Se Veneto piagnone fa rima con Roma ladrona

Come si conciliano le lamentele per la scarsa attenzione della capitale con gli slogan padani?

Se Veneto piagnone fa rima con Roma ladrona
Troppo piagnoni. Anche stavolta i veneti hanno trovato il modo di farsi notare, altro che storie. E il fatto è che si sono fatti notare non solo per la disastrosa alluvione che ha messo in ginocchio interi paesi, ma anche per un motivo non precisamente in linea con la loro fama di celoduristi-padani.

Insomma, l’accusa è precisa: dopo l’alluvione dei giorni scorsi, da parte dei veneti ci sarebbero stati “piagnistei eccessivi”. Tutti a lamentarsi e a chiedere aiuto a Roma, per capirci. Anche uno come  Giancarlo Galan, ora ministro delle Politiche agricole ma per interi lustri doge incontrastato della Regione, ha ammesso candidamente che “c'è un po' di piagnisteo eccessivo in qualche accento dei miei concittadini”.

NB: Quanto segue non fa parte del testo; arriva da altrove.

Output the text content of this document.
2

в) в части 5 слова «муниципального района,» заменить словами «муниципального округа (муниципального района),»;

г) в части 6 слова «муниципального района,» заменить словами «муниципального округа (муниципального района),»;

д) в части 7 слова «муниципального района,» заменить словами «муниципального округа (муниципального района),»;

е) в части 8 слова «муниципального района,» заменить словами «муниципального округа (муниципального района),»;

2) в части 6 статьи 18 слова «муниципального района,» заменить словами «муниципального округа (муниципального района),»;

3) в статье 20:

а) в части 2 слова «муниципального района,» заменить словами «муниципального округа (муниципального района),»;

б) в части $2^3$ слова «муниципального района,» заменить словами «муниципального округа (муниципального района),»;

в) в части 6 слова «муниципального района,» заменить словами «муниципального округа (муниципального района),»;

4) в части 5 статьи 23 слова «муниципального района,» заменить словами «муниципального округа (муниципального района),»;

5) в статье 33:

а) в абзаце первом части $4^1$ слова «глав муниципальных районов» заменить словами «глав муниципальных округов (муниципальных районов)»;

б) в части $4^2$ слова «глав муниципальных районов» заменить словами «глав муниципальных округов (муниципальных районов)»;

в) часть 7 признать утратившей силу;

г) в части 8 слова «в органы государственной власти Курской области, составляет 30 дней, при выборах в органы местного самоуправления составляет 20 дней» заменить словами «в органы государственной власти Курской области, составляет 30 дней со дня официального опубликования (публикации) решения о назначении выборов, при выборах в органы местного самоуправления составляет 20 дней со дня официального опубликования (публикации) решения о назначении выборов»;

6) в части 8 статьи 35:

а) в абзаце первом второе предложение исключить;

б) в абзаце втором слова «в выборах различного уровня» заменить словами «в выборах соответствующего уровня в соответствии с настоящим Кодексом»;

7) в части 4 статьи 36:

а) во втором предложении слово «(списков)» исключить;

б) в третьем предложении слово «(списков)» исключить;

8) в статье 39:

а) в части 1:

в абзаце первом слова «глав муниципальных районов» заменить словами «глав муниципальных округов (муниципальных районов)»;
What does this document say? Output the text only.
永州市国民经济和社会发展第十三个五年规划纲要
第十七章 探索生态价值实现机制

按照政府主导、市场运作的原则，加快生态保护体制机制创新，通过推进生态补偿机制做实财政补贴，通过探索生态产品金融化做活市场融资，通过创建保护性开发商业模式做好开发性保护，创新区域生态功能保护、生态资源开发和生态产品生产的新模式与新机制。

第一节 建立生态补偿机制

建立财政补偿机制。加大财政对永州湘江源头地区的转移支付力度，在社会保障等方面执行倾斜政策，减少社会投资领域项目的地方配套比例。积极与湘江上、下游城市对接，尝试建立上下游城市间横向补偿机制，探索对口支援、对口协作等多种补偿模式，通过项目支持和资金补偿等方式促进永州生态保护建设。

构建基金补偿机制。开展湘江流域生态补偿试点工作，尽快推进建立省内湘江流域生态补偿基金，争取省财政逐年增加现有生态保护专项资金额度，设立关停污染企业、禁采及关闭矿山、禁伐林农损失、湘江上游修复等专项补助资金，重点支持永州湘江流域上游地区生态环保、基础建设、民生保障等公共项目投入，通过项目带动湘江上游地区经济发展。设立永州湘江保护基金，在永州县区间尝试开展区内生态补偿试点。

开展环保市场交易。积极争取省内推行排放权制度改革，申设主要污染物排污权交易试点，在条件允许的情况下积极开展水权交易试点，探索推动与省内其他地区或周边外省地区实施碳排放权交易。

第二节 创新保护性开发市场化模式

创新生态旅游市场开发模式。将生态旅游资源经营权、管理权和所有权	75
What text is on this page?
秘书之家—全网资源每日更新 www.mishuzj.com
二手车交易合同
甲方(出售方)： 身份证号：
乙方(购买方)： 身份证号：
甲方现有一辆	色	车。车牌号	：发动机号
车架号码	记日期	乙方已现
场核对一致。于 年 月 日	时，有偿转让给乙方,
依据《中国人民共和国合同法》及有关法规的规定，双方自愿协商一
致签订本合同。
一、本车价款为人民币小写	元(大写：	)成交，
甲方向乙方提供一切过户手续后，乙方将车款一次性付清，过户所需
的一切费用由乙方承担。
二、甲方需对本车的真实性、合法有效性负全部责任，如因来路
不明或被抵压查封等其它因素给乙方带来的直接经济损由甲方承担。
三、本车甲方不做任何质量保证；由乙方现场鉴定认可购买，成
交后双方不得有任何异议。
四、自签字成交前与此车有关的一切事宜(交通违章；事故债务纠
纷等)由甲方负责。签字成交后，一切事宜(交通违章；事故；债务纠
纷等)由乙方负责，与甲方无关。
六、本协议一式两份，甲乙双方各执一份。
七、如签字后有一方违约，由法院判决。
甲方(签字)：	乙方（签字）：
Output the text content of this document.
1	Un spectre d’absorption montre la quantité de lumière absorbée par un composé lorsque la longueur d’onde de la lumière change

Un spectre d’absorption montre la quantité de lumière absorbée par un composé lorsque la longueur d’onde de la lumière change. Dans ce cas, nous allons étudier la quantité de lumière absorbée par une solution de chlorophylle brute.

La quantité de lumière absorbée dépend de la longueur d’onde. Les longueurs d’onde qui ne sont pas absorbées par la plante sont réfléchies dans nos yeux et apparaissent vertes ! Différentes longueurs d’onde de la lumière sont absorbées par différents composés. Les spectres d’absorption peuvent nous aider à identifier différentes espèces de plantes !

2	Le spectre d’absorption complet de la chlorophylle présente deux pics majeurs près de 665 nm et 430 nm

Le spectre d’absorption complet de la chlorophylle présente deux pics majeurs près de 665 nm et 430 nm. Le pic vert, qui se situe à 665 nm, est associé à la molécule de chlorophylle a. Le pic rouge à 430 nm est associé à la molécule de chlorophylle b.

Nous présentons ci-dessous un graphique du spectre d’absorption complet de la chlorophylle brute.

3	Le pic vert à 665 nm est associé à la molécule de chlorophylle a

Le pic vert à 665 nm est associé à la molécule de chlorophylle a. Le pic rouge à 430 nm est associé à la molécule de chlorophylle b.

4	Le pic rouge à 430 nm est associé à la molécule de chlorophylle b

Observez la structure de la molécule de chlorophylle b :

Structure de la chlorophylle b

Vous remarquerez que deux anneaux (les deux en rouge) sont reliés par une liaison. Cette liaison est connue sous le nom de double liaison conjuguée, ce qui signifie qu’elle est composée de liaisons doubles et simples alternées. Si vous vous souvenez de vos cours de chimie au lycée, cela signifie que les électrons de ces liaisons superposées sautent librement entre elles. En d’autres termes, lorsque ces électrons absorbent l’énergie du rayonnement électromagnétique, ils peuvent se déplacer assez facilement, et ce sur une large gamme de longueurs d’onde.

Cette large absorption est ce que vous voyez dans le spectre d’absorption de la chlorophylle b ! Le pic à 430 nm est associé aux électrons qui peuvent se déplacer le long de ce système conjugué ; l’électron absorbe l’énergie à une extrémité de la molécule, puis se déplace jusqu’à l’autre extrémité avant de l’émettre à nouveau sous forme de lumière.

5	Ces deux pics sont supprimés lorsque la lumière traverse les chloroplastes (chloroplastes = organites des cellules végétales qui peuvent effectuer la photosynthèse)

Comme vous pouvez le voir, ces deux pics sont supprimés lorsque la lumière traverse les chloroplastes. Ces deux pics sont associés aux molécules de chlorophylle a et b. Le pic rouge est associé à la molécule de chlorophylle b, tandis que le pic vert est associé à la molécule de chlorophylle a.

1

Perfino i settimanali diocesani, in un editoriale comune, hanno parlato di “Veneto completamente ignorato”. Ora, diteci la verità: Cma non sarà che continuare a raccontare la favola dei padani, della Roma ladrona e tutto il resto del repertorio alla fine avrà prodotto qualche risultato? Tipo: va bene, adesso vediamo come sapete cavarvela voi che fate tanto i furbi.

C
erto, i veneti si sono rimboccati le maniche, la solidarietà si è messa in moto, e gli immigrati hanno dato una grande mano e anche una lezione. Resta il fatto che prima insultare mamma Roma, e poi cercare di aggrapparsi alla sua gonna…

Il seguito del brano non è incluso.